COLUMBIA -- Law enforcement moved one step closer Wednesday to having the right to search people on probation and parole without warrants.

For more than three hours, House members weighed arguments that pit gang violence and murders in Colleton County against abuse by highway patrol troopers caught on tape.

Democrats attacked the legislation as giving too much unchecked power to police before the House voted 81-26 to give the bill key approval. It needs one more vote in the House before returning to the Senate, which first passed the bill last February and could agree to the changes the House made quickly and send it to the governor's desk.

Rep. Todd Rutherford, D-Columbia, said he thinks the bill would allow law enforcement officers to use what's intended as a crime-fighting tool to search innocent people, although the bill's supporters insisted safeguards are in place to prevent that abuse.

"This bill is not just bad," Rutherford said. "It is the worst thing that I have seen in a long time, if any of you bothered to read it."

The bill allows warrantless searches for people on probation and parole, including juveniles, and the vehicles they own and drive. It would not allow the searches in their homes.

Officers would have to verify the person is on probation or parole before they search them. Offenders convicted of misdemeanors that carry jail sentences less than a year would not be subjected to the warrantless searches.

The state Department of Probation, Parole and Pardon Services would have to review records of who is searched for any patterns of abuse.

Rutherford accused Republican Speaker Bobby Harrell of Charleston of yielding to pressure by Democratic Charleston Mayor Joe Riley to pass the bill, or be blamed for the Lowcountry's high crime rate.

Harrell said the bill is about public safety. He noted that 30 percent of the murders in North Charleston are committed by people on probation or parole.

Probationers and parolees do not have the same rights as law-abiding citizens, he said.

"They are still being punished," Harrell said from the floor podium.

Riley assembled a statewide coalition of law enforcement officers and elected officials who think the Legislature should grant officers this and other crime-fighting tools.

Despite the statewide showing of police chiefs, sheriffs and officers in the House balcony Wednesday, some Democrats, including Rutherford, said the bill would grow state government as a means to solve a problem in Charleston.

Rep. Wendell Gilliard, D-Charleston, took exception. "This is not about Charleston and one mayor. This is about the state of South Carolina and all the mayors," he said.

Gilliard tried to humanize the issue by reminding legislators about the November drive-by shooting in Colleton County that killed a toddler and two others. He said the Legislature should listen to law enforcement so they can protect themselves and the community.

Former Legislative Black Caucus Chairman Rep. Leon Howard, D-Columbia, was quick to remind the House of videotapes that surfaced in 2008 showing abuse by state troopers. Dashboard cameras caught troopers who kicked suspects, handcuffed one to a bumper, used the N-word and chased a man through an apartment complex, among other incidents.
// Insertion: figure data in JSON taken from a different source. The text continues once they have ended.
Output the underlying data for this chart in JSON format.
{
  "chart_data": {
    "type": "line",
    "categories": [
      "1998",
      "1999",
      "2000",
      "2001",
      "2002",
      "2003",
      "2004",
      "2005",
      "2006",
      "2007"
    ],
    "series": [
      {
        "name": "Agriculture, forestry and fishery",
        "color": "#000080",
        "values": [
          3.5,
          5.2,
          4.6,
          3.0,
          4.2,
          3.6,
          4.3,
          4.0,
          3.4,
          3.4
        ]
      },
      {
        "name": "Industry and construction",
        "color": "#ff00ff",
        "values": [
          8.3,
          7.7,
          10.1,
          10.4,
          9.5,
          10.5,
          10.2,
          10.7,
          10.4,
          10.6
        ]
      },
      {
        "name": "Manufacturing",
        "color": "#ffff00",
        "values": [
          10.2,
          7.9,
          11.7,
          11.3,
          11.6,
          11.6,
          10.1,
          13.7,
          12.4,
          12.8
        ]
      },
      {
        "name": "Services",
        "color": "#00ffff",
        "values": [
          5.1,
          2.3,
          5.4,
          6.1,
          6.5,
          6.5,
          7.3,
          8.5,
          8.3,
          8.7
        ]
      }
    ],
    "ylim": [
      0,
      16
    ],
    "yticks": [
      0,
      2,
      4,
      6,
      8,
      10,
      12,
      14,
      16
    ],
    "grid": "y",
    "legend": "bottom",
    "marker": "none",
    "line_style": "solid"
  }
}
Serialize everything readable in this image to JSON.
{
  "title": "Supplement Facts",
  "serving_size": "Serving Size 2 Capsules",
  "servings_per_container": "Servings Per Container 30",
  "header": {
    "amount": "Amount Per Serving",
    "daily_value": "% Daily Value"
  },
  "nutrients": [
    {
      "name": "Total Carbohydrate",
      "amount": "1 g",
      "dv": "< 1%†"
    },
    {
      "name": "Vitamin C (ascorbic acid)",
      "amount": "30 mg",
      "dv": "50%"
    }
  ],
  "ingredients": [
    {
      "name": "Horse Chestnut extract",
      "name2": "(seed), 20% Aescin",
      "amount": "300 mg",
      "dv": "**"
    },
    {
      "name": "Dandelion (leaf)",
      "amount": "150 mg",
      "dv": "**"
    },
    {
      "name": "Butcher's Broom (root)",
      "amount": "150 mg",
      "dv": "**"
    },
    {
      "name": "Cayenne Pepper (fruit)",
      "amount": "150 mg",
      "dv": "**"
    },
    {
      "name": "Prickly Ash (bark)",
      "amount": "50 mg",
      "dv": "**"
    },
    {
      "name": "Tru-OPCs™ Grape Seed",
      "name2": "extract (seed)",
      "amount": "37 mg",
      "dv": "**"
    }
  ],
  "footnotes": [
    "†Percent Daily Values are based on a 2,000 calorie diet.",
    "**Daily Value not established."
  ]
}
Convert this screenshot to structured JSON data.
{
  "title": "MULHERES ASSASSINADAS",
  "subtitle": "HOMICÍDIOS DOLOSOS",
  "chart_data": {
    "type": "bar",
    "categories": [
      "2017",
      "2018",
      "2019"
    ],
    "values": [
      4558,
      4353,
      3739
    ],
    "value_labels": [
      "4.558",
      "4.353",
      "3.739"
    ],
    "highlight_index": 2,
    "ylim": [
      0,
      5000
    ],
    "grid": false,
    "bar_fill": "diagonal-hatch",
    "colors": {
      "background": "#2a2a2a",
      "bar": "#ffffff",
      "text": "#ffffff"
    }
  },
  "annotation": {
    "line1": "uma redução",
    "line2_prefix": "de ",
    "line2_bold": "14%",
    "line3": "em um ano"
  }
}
"Have we forgotten?" Howard said.

Both Democrats and Republican acknowledged the ranks of good law enforcement officials across South Carolina. Charleston Chief Greg Mullen listened to the debate at the Statehouse with about 30 law enforcement officers from Columbia to North Charleston to Bennettsville.

Mullen said law enforcement agencies have safeguards in place to protect the public from abuse: strong policies, good training and supervision.

"Victims, the citizens are telling folks loud and clear that they want law enforcement to have the tools to address the issues," he said.

Riley, who on Wednesday was in Washington, said the House's vote is a significant achievement for the state's residents. "What this legislation does is make sure that hardened criminals have less capacity to exact their lawlessness in their communities throughout South Carolina," he said.

North Charleston Police Chief Jon Zumalt, who did not attend the session, said the measure is even more crucial, given the news that the state will consider freeing up to 3,000 prison inmates to save money in tight budget times.

"This would at least help us make sure offenders are living up to the terms of their release," he said.

What's next?

The House voted 81-26 Wednesday to give key approval to a bill to allow law enforcement officers to search probationers and parolees without a warrant. The House needs to give the bill final approval, which is expected today without debate.

The bill then goes back to the Senate to approve the changes the House made. If the Senate agrees, the bill goes to the governor's desk. A disagreement could send the legislation to conference negotiations.